“It’s a juicy narrative about four news organizations—the New York Times, the Washington Post, BuzzFeed, and Vice—over the last decade of turmoil,” says Jill Abramson of her latest book, Merchants of Truth: The Business of Facts and the Future of News (S&S, Jan. 2019). A political columnist for the Guardian and senior lecturer at Harvard University, the former New York Times executive editor investigates how digital media almost led to the demise of two legendary American newspapers while creating two new media superstars for millennials.
In a media landscape overflowing with news outlets, Abramson says that she decided to focus on just four because she was inspired by David Halberstam’s The Powers That Be. “He wrote about a different moment in history, the time after Watergate, and looked at the rise of four organizations—Time Inc., the Washington Post, the Los Angeles Times, and CBS—that were then at the zenith of their power. I loved going back and forth between them and wanted to use that structure for my book.”

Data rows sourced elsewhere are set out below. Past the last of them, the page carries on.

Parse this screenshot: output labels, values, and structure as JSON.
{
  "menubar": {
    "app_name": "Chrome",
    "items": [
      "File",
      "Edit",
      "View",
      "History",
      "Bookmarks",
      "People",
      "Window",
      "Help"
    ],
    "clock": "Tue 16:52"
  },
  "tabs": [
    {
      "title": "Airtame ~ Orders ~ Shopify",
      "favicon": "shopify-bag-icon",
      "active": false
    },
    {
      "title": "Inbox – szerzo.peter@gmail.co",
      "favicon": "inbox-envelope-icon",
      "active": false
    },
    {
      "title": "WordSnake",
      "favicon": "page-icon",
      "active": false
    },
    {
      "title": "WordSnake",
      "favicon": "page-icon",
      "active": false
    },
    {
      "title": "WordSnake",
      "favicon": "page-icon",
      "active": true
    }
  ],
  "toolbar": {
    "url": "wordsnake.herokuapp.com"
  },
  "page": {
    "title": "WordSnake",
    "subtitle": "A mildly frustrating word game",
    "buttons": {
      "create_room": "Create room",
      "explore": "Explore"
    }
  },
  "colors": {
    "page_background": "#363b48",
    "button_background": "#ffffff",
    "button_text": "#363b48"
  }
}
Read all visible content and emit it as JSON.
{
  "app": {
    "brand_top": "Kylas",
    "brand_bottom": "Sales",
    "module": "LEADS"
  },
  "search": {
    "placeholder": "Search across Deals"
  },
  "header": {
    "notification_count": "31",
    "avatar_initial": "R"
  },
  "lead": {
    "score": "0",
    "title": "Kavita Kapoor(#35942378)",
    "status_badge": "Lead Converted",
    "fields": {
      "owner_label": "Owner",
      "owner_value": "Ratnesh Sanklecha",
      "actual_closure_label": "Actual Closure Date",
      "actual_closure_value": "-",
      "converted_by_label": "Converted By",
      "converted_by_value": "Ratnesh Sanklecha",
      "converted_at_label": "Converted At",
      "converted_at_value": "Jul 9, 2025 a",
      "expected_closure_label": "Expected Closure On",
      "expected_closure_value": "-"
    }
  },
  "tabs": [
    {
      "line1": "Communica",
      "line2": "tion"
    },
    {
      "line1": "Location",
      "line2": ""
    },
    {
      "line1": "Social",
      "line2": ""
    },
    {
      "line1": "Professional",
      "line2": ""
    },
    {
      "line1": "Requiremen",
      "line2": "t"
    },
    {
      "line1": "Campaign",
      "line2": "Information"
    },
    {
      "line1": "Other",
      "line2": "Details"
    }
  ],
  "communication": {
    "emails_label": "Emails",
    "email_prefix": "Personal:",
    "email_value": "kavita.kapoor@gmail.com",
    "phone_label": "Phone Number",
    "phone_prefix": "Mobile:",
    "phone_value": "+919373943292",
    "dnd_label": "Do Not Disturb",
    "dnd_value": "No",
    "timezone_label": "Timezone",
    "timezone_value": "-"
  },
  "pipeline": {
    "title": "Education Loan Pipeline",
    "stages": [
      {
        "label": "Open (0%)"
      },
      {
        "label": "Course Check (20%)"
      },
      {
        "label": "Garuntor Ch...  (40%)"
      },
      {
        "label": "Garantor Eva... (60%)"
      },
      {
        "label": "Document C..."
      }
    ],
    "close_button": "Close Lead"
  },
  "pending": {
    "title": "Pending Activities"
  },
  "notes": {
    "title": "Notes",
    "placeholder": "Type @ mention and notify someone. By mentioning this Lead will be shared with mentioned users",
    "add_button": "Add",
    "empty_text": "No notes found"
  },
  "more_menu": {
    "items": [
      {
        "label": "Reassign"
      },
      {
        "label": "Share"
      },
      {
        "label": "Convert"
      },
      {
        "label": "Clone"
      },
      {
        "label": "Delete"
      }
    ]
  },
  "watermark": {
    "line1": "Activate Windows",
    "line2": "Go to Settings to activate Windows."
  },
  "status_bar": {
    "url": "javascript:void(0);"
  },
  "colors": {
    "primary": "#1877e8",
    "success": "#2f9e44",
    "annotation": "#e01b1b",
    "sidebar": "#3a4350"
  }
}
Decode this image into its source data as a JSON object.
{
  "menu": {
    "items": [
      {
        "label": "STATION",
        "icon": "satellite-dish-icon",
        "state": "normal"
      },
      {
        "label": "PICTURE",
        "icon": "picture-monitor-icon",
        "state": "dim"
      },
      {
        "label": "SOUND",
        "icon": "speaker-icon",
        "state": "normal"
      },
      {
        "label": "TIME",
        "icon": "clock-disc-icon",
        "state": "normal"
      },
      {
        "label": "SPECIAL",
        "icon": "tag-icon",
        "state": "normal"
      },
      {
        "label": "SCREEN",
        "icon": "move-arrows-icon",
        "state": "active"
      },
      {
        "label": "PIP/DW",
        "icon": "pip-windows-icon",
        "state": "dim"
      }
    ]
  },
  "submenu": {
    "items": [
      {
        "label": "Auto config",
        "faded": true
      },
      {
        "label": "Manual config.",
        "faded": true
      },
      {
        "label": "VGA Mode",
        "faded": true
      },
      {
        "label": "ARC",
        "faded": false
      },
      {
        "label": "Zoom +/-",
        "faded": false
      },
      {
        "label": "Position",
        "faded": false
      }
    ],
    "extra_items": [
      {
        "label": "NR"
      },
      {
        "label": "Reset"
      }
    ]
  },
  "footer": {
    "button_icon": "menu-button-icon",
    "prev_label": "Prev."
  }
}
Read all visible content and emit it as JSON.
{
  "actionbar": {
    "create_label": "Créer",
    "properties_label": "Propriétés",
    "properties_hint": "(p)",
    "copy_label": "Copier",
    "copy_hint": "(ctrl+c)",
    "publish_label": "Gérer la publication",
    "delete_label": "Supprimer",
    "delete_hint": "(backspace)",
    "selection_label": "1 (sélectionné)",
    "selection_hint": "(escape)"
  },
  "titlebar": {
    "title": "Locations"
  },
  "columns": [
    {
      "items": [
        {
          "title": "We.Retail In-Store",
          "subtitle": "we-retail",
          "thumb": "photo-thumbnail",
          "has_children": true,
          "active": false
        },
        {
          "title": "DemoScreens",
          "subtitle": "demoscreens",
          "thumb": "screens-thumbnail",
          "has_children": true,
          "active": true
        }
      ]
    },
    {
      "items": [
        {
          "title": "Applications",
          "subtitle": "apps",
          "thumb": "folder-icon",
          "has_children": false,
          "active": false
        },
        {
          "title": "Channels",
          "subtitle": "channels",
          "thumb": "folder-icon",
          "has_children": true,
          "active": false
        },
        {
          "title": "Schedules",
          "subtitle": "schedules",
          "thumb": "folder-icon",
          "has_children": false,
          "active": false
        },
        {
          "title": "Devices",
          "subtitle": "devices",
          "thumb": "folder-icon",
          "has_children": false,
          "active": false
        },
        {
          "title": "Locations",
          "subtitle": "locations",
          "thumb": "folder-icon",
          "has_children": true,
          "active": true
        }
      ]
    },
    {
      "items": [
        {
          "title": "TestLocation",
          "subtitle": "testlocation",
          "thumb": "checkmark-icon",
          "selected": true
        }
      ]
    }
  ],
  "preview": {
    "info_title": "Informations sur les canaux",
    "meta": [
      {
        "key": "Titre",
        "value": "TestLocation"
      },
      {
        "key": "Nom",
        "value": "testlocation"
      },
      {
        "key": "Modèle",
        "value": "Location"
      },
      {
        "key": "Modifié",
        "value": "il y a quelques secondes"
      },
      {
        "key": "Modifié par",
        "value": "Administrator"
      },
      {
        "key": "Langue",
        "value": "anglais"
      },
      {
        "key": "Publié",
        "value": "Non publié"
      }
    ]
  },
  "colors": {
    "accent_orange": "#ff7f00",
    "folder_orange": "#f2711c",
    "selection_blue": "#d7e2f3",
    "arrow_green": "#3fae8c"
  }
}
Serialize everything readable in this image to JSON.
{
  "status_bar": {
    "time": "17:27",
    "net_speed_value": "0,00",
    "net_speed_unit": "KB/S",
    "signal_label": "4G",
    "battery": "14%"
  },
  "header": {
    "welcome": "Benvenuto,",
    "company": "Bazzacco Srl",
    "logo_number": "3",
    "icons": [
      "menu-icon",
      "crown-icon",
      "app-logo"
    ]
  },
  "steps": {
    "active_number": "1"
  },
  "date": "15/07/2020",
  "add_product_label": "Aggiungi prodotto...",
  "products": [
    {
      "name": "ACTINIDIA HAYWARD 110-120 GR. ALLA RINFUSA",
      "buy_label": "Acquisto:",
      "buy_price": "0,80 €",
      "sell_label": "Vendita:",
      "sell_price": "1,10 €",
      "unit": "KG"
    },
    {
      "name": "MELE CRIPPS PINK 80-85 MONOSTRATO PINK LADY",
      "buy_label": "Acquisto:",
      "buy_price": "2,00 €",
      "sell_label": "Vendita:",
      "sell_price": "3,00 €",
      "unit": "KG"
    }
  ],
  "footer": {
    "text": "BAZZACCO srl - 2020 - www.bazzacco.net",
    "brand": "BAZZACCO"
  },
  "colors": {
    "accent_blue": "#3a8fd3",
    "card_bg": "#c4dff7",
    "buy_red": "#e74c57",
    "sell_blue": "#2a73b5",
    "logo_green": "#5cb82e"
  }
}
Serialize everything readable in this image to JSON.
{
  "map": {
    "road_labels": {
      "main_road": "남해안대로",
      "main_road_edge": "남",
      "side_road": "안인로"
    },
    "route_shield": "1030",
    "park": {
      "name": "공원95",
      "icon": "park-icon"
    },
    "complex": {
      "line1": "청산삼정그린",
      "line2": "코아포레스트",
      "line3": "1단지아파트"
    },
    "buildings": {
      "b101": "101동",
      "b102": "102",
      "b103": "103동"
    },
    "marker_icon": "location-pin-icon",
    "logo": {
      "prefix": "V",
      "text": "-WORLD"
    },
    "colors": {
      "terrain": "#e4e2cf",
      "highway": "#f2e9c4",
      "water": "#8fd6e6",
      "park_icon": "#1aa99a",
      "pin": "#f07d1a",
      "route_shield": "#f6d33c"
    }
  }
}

Abramson says that she selected the New York Times and the Washington Post because “they’ve both struggled over the last decade to become digital first. Vice because they did the pivot to video earlier than almost anyone else and their cofounder, Shane Smith, boldly proclaimed that he’d be shoving CNN off the stage.” She chose BuzzFeed because its CEO, Jonah Peretti, “is the foremost expert in how information spreads virally and the first to recognize the potential of Facebook to be the most powerful publisher known to man. BuzzFeed built a very formidable news organization on the back of Facebook and speaks to a younger digital-savvy audience.”
This new media landscape is difficult for anyone attempting to publish for today’s very polarized audience, notes Abramson. “Americans on both the right and left are fearful and anxious. We who inhabit the two coasts don’t appreciate that. But it’s true. And we have a new president who is not a believer in the First Amendment, and [that amendment] is the first for a very important reason. The founders were deathly afraid of centralized power and depended on authors and journalists to hold power accountable.”